Constant, who first came to Alaska 25 years ago to work as a fishing guide, worked in the nonprofit sector for several years. In 2017, he was elected to the Anchorage Assembly, where he currently serves as vice chairman.
This is not the first time Constant has been the target of anti-gay slurs. In September 2021, a local anti-mask activist angered over the city’s COVID-19 mask mandate called him a “cocksucker” during an Assembly meeting.

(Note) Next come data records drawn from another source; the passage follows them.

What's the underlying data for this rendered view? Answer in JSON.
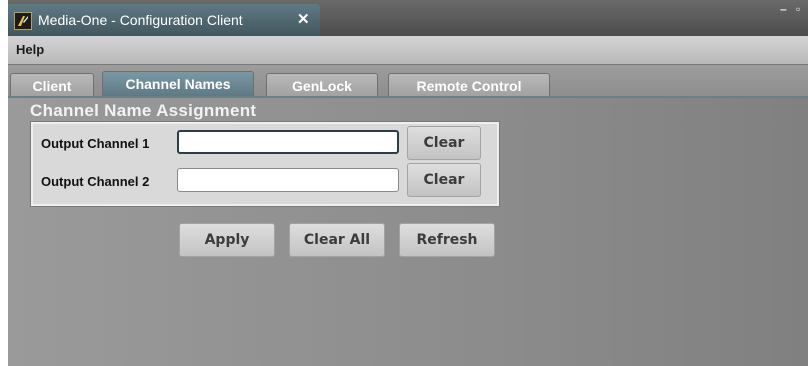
{
  "window": {
    "title": "Media-One - Configuration Client",
    "close_glyph": "✕",
    "minimize_glyph": "–",
    "maximize_glyph": "▫"
  },
  "menu": {
    "help": "Help"
  },
  "tabs": [
    {
      "label": "Client",
      "active": false
    },
    {
      "label": "Channel Names",
      "active": true
    },
    {
      "label": "GenLock",
      "active": false
    },
    {
      "label": "Remote Control",
      "active": false
    }
  ],
  "panel": {
    "title": "Channel Name Assignment",
    "channels": [
      {
        "label": "Output Channel 1",
        "value": "",
        "clear_label": "Clear"
      },
      {
        "label": "Output Channel 2",
        "value": "",
        "clear_label": "Clear"
      }
    ],
    "buttons": {
      "apply": "Apply",
      "clear_all": "Clear All",
      "refresh": "Refresh"
    }
  },
  "icons": {
    "app": "media-one-logo-icon",
    "close": "close-icon"
  },
  "colors": {
    "active_tab": "#6b8792",
    "content_bg": "#8c8c8c"
  }
}
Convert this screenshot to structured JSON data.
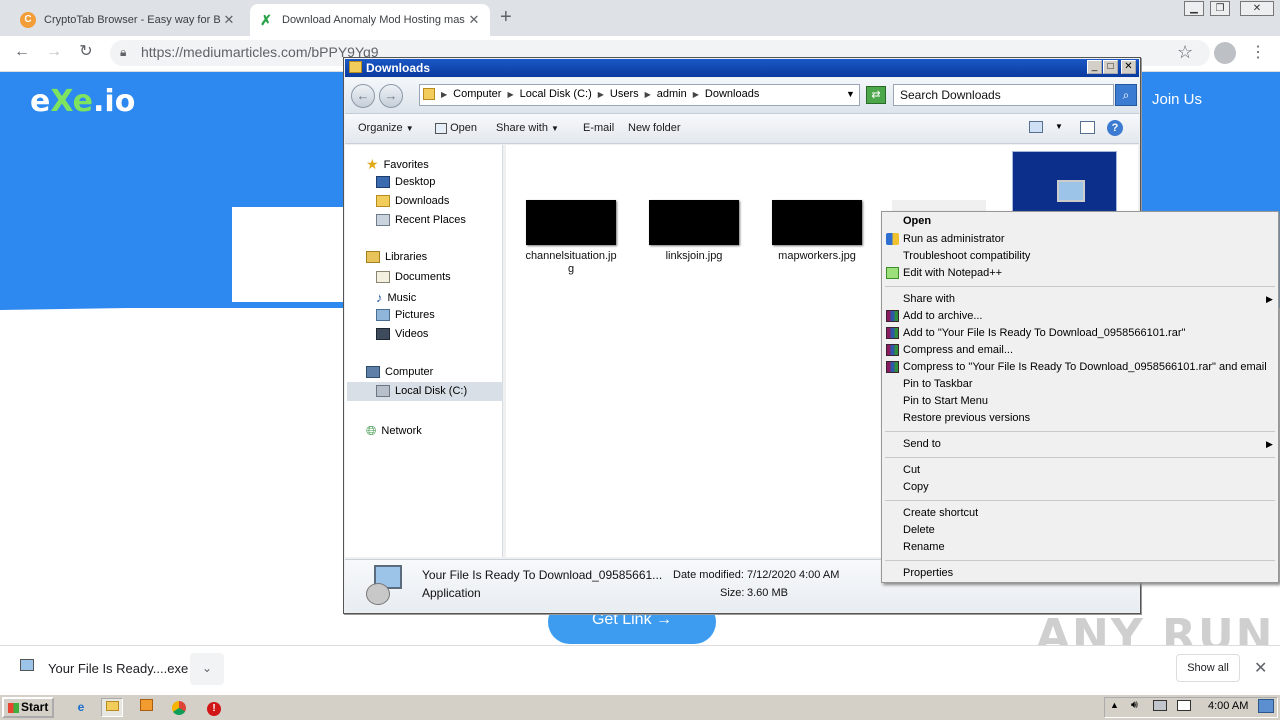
{
  "browser": {
    "tabs": [
      {
        "title": "CryptoTab Browser - Easy way for B",
        "favicon": "cryptotab-icon",
        "active": false
      },
      {
        "title": "Download Anomaly Mod Hosting mas",
        "favicon": "exeio-icon",
        "active": true
      }
    ],
    "new_tab_label": "+",
    "url": "https://mediumarticles.com/bPPY9Yq9",
    "window_controls": {
      "minimize": "▁",
      "restore": "❐",
      "close": "✕"
    }
  },
  "page": {
    "logo": {
      "prefix": "e",
      "middle": "Xe",
      "suffix": ".io"
    },
    "join_us": "Join Us",
    "get_link": "Get Link →",
    "watermark": "ANY RUN"
  },
  "download_shelf": {
    "item_name": "Your File Is Ready....exe",
    "show_all": "Show all",
    "close": "✕",
    "chevron": "⌄"
  },
  "explorer": {
    "title": "Downloads",
    "breadcrumb": [
      "Computer",
      "Local Disk (C:)",
      "Users",
      "admin",
      "Downloads"
    ],
    "search_placeholder": "Search Downloads",
    "commands": {
      "organize": "Organize",
      "open": "Open",
      "share_with": "Share with",
      "email": "E-mail",
      "new_folder": "New folder"
    },
    "nav": {
      "favorites_header": "Favorites",
      "favorites": [
        "Desktop",
        "Downloads",
        "Recent Places"
      ],
      "libraries_header": "Libraries",
      "libraries": [
        "Documents",
        "Music",
        "Pictures",
        "Videos"
      ],
      "computer_header": "Computer",
      "computer": [
        "Local Disk (C:)"
      ],
      "network_header": "Network"
    },
    "files": [
      {
        "name_line1": "channelsituation.jp",
        "name_line2": "g"
      },
      {
        "name_line1": "linksjoin.jpg",
        "name_line2": ""
      },
      {
        "name_line1": "mapworkers.jpg",
        "name_line2": ""
      }
    ],
    "details": {
      "name": "Your File Is Ready To Download_09585661...",
      "type": "Application",
      "date_modified_label": "Date modified:",
      "date_modified": "7/12/2020 4:00 AM",
      "size_label": "Size:",
      "size": "3.60 MB"
    }
  },
  "context_menu": {
    "items": [
      {
        "label": "Open",
        "bold": true
      },
      {
        "label": "Run as administrator",
        "icon": "uac-shield-icon"
      },
      {
        "label": "Troubleshoot compatibility"
      },
      {
        "label": "Edit with Notepad++",
        "icon": "notepadpp-icon"
      },
      {
        "label": "Share with",
        "submenu": true
      },
      {
        "label": "Add to archive...",
        "icon": "winrar-icon"
      },
      {
        "label": "Add to \"Your File Is Ready To Download_0958566101.rar\"",
        "icon": "winrar-icon"
      },
      {
        "label": "Compress and email...",
        "icon": "winrar-icon"
      },
      {
        "label": "Compress to \"Your File Is Ready To Download_0958566101.rar\" and email",
        "icon": "winrar-icon"
      },
      {
        "label": "Pin to Taskbar"
      },
      {
        "label": "Pin to Start Menu"
      },
      {
        "label": "Restore previous versions"
      },
      {
        "label": "Send to",
        "submenu": true
      },
      {
        "label": "Cut"
      },
      {
        "label": "Copy"
      },
      {
        "label": "Create shortcut"
      },
      {
        "label": "Delete"
      },
      {
        "label": "Rename"
      },
      {
        "label": "Properties"
      }
    ]
  },
  "taskbar": {
    "start": "Start",
    "clock": "4:00 AM"
  },
  "colors": {
    "page_blue": "#2d89ef",
    "logo_green": "#7ee35e",
    "taskbar": "#d4d0c8",
    "titlebar": "#1a58c5"
  }
}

“I thought you were just a cocksucker, but you’re a coward,” the activist, Paul Kendall, says in video posted to the news website The Alaska Landmine. Some of the anti-maskers in the audience cheered Kendall, who was then escorted from the building. Kendall was arrested for trespassing, and later died from COVID-19 in late October 2021, according to The Advocate.
“I’ve been called worse by better,” Constant said in response to Kendall’s attack against him.
Constant also told South Florida Gay News that he’s not going to be deterred by people who direct their venom and hatred to the LGBTQ community.
“We’re going to fight this fight until these people are dead from old age or we have overwhelmed them with so many of us who believe in equity and equality and justice and freedom and fairness for everybody,” he said of anti-equality opponents. “That’s the fight and that’s why I’m in this race.”